禅の十牛図の第七図「忘牛存人」では、社会的な場で自己意識を完成させる様子が描かれる。
この場合、具体的な社会の場、この中で名前を持ち、社会的な成功をするということにこぎつけるには、主体というものが自分の身体の位置でしっかり固定されなくてはならない。自我意識は肉体と一体化していると言ってもいいかもしれない。

でも、これは小さな自己を獲得したことにほかならず、それに成功すると飽きてしまう。特定の時間、特定の空間の中で願望実現しても、あまりにも限定されているので、それは退屈なことだ。

そうやって第七図に飽きると、次の段階の第八図「人牛俱忘」に入る。横山紘一氏は、「ここで主体と客体の区別がつかなくなる」と言うが、これはけっこう大変な話だ。
自我が身体の外に出てしまうと、それまで身体のサイズをリファレンスにして成り立っていたものの大きさを、判定する根拠を失う。
空間と時間は密接に関係しており、空間の基準が崩れると同時に、時間の流れの秩序などが崩れてしまうし、そもそも主体は点でもいいし、地球のサイズ、いや太陽系のサイズになってもかまわない。つまり、ここでは小さなわたしというものが失われる。

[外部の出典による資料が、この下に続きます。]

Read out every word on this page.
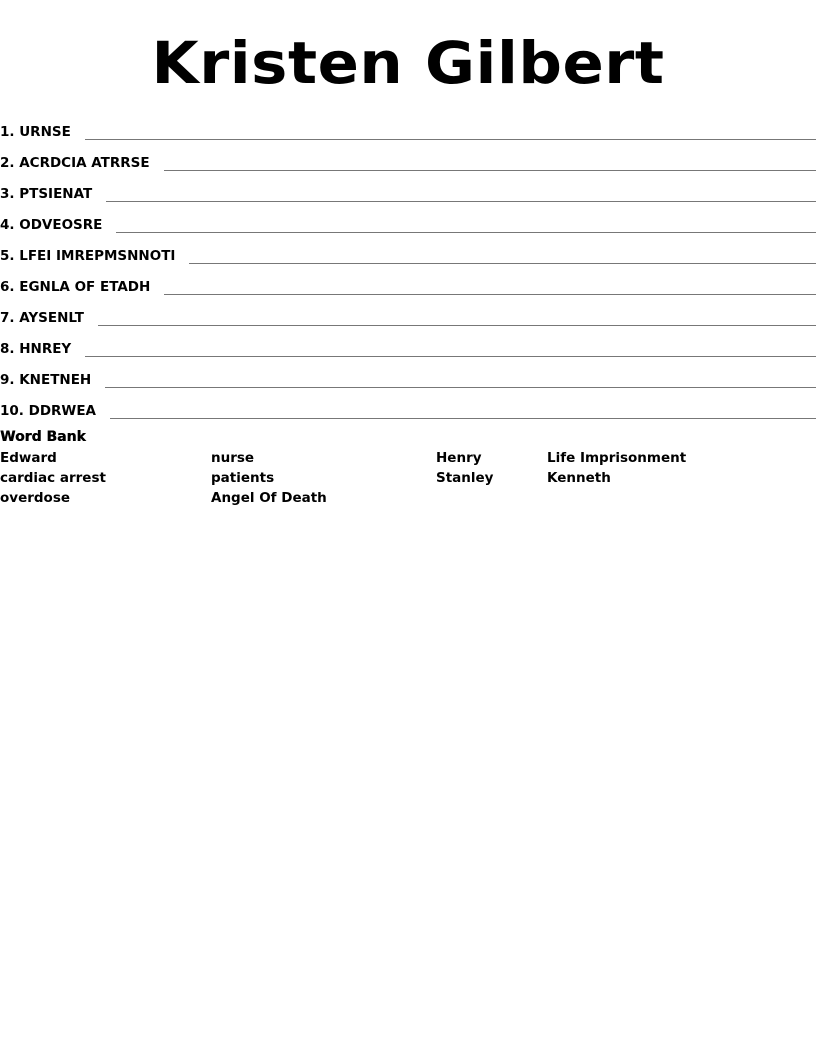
Kristen Gilbert
1. URNSE
2. ACRDCIA ATRRSE
3. PTSIENAT
4. ODVEOSRE
5. LFEI IMREPMSNNOTI
6. EGNLA OF ETADH
7. AYSENLT
8. HNREY
9. KNETNEH
10. DDRWEA
Word Bank
Edward	nurse	Henry	Life Imprisonment
cardiac arrest	patients	Stanley	Kenneth
overdose	Angel Of Death
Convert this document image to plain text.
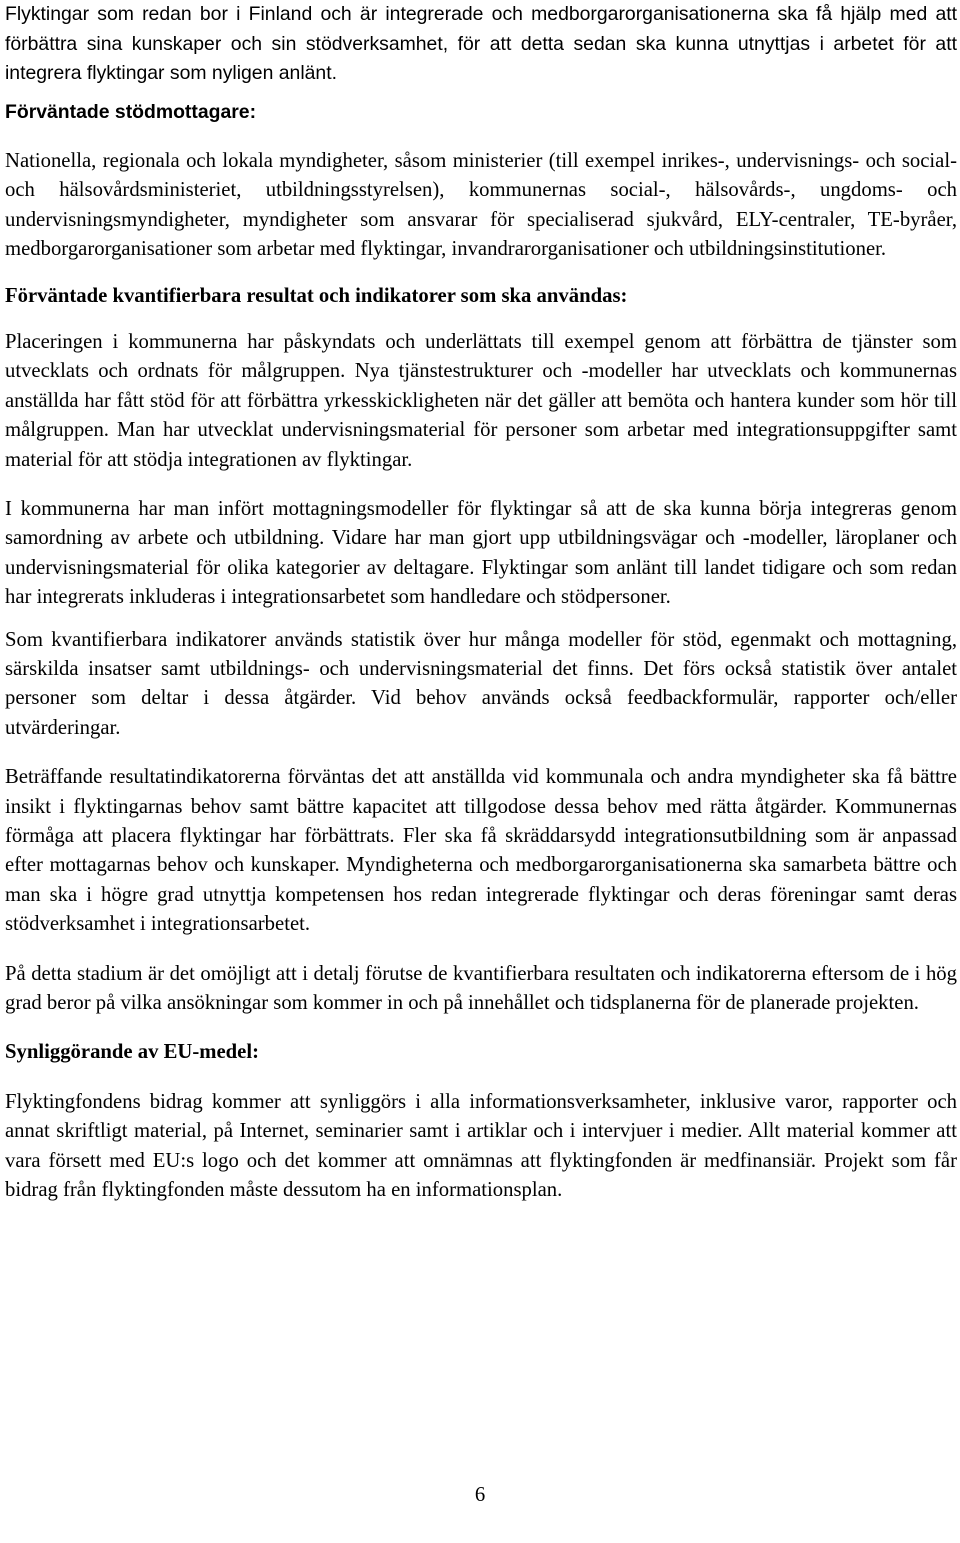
Flyktingar som redan bor i Finland och är integrerade och medborgarorganisationerna ska få hjälp med att förbättra sina kunskaper och sin stödverksamhet, för att detta sedan ska kunna utnyttjas i arbetet för att integrera flyktingar som nyligen anlänt.

Förväntade stödmottagare:

Nationella, regionala och lokala myndigheter, såsom ministerier (till exempel inrikes-, undervisnings- och social- och hälsovårdsministeriet, utbildningsstyrelsen), kommunernas social-, hälsovårds-, ungdoms- och undervisningsmyndigheter, myndigheter som ansvarar för specialiserad sjukvård, ELY-centraler, TE-byråer, medborgarorganisationer som arbetar med flyktingar, invandrarorganisationer och utbildningsinstitutioner.

Förväntade kvantifierbara resultat och indikatorer som ska användas:

Placeringen i kommunerna har påskyndats och underlättats till exempel genom att förbättra de tjänster som utvecklats och ordnats för målgruppen. Nya tjänstestrukturer och -modeller har utvecklats och kommunernas anställda har fått stöd för att förbättra yrkesskickligheten när det gäller att bemöta och hantera kunder som hör till målgruppen. Man har utvecklat undervisningsmaterial för personer som arbetar med integrationsuppgifter samt material för att stödja integrationen av flyktingar.

I kommunerna har man infört mottagningsmodeller för flyktingar så att de ska kunna börja integreras genom samordning av arbete och utbildning. Vidare har man gjort upp utbildningsvägar och -modeller, läroplaner och undervisningsmaterial för olika kategorier av deltagare. Flyktingar som anlänt till landet tidigare och som redan har integrerats inkluderas i integrationsarbetet som handledare och stödpersoner.

Som kvantifierbara indikatorer används statistik över hur många modeller för stöd, egenmakt och mottagning, särskilda insatser samt utbildnings- och undervisningsmaterial det finns. Det förs också statistik över antalet personer som deltar i dessa åtgärder. Vid behov används också feedbackformulär, rapporter och/eller utvärderingar.

Beträffande resultatindikatorerna förväntas det att anställda vid kommunala och andra myndigheter ska få bättre insikt i flyktingarnas behov samt bättre kapacitet att tillgodose dessa behov med rätta åtgärder. Kommunernas förmåga att placera flyktingar har förbättrats. Fler ska få skräddarsydd integrationsutbildning som är anpassad efter mottagarnas behov och kunskaper. Myndigheterna och medborgarorganisationerna ska samarbeta bättre och man ska i högre grad utnyttja kompetensen hos redan integrerade flyktingar och deras föreningar samt deras stödverksamhet i integrationsarbetet.

På detta stadium är det omöjligt att i detalj förutse de kvantifierbara resultaten och indikatorerna eftersom de i hög grad beror på vilka ansökningar som kommer in och på innehållet och tidsplanerna för de planerade projekten.

Synliggörande av EU-medel:

Flyktingfondens bidrag kommer att synliggörs i alla informationsverksamheter, inklusive varor, rapporter och annat skriftligt material, på Internet, seminarier samt i artiklar och i intervjuer i medier. Allt material kommer att vara försett med EU:s logo och det kommer att omnämnas att flyktingfonden är medfinansiär. Projekt som får bidrag från flyktingfonden måste dessutom ha en informationsplan.

6
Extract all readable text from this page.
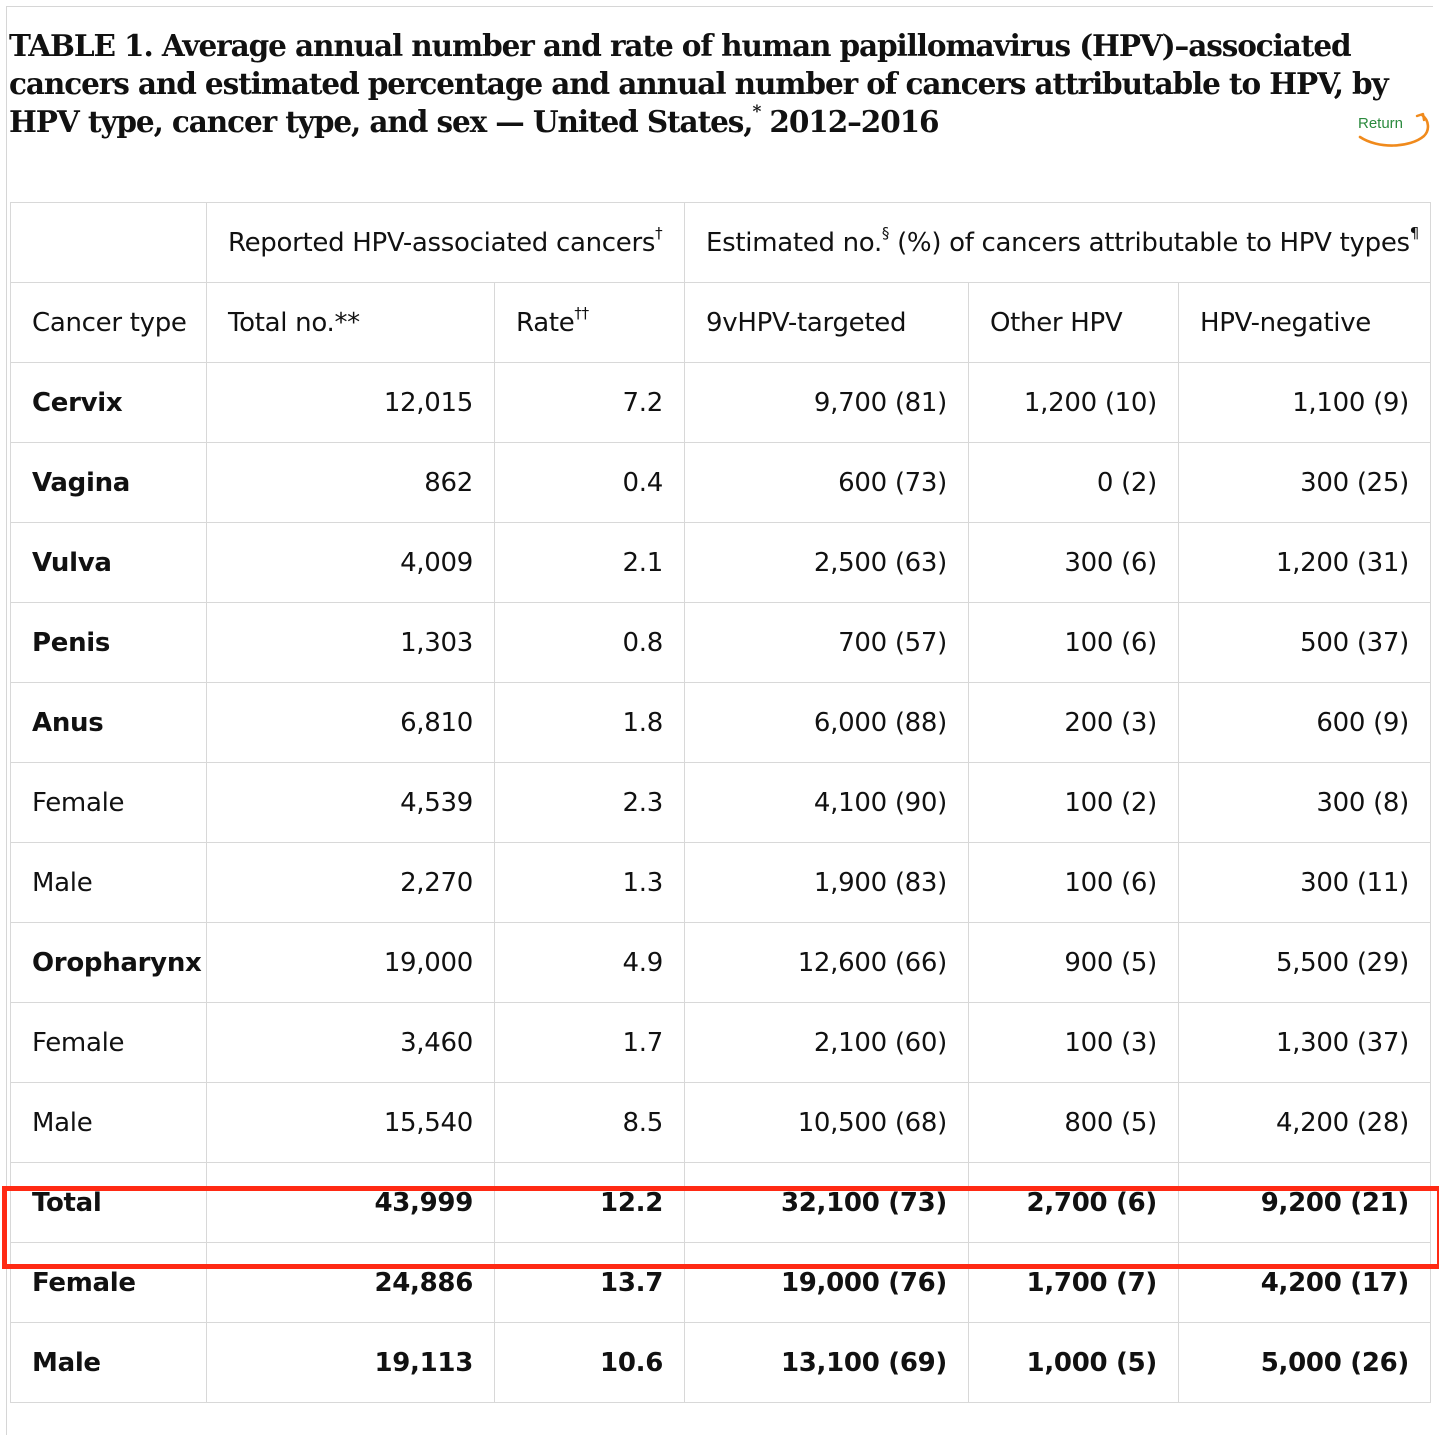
TABLE 1. Average annual number and rate of human papillomavirus (HPV)–associated cancers and estimated percentage and annual number of cancers attributable to HPV, by HPV type, cancer type, and sex — United States,* 2012–2016	Return
	Reported HPV-associated cancers†		Estimated no.§ (%) of cancers attributable to HPV types¶
Cancer type	Total no.**	Rate††	9vHPV-targeted	Other HPV	HPV-negative
Cervix	12,015	7.2	9,700 (81)	1,200 (10)	1,100 (9)
Vagina	862	0.4	600 (73)	0 (2)	300 (25)
Vulva	4,009	2.1	2,500 (63)	300 (6)	1,200 (31)
Penis	1,303	0.8	700 (57)	100 (6)	500 (37)
Anus	6,810	1.8	6,000 (88)	200 (3)	600 (9)
Female	4,539	2.3	4,100 (90)	100 (2)	300 (8)
Male	2,270	1.3	1,900 (83)	100 (6)	300 (11)
Oropharynx	19,000	4.9	12,600 (66)	900 (5)	5,500 (29)
Female	3,460	1.7	2,100 (60)	100 (3)	1,300 (37)
Male	15,540	8.5	10,500 (68)	800 (5)	4,200 (28)
Total	43,999	12.2	32,100 (73)	2,700 (6)	9,200 (21)
Female	24,886	13.7	19,000 (76)	1,700 (7)	4,200 (17)
Male	19,113	10.6	13,100 (69)	1,000 (5)	5,000 (26)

かといって、大きな自己に到達するかというと、この第八図段階では流動的だ。社会や大地ということを基準にして成り立っていた自己は、第八図で解体するので、新しい自己を確立することに急がなくてはならず、そのために第九図「返本還源」では山のてっぺんに行き、天空(恒星、星雲界)から作られた自我を形成する段階に入るのだ。

この地上的な自我が、天上的な自我に移し替えられるためには、いかに地上的な自我を壊しつくすかということが重要で、第八図「人牛俱忘」のプロセスが徹底しているほどうまくいく。

で、面壁九年の達磨大師の場合、体内で陽神を作り、これが成長して固くなると、頭の上から外に出し、旅をさせる。
ここで自己分裂というのが生じて、第七図的な肉体的存在性は残しつつ、身体の外に出た新しい主体は広い世界を見聞きする。

十牛図のように一つひとつをしっかり進むと、第八図に行った段階で二度と元に戻れないが、達磨大師式だと“第七図、第八図を同時にしていく”というふうにもなってくる。
身体自我は残しているので、外に飛び出した陽神が見る世界は肉体を基準にして見る映像と似ており、ドクター・フー(イギリスBBCで放映されているSFドラマの主人公)がターディス(次元超越時空移動装置)でいろんな宇宙に旅する時のように、いろんな世界、宇宙がしっかり視覚的に固定されている。

夢の場合、入眠段階で自我は身体の外に出てしまう。わたしはエーテル体を生け花のように説明しているが、つまり、爆発するように自我が身体の外に拡大してしまい、肉体と一体化して主体を作っている人は、この段階で夢の体験の記憶喪失をする。
身体のサイズという基準を失うと、その後の夢の体験では、しばしば赴いた世界を映像的に認識できないことが起こる。夢は純粋に、第八図体験と考えていい。

で、肉体という特定の時間しか空間の中におらず、蝉のように短命な存在性から宇宙に飛び出した時、身体の基準があるからこそ成り立っていた宇宙の図、あの天文学的に描写された「星の地図」が一気に有効性を失う。
あの天体図は、主体と客体の関係が固定された時に見えてくるもので、肉体から出ると主体の位置がはっきりしなくなり、それにつれて客体も流動するので、空間的な座標は決められなくなるのだ。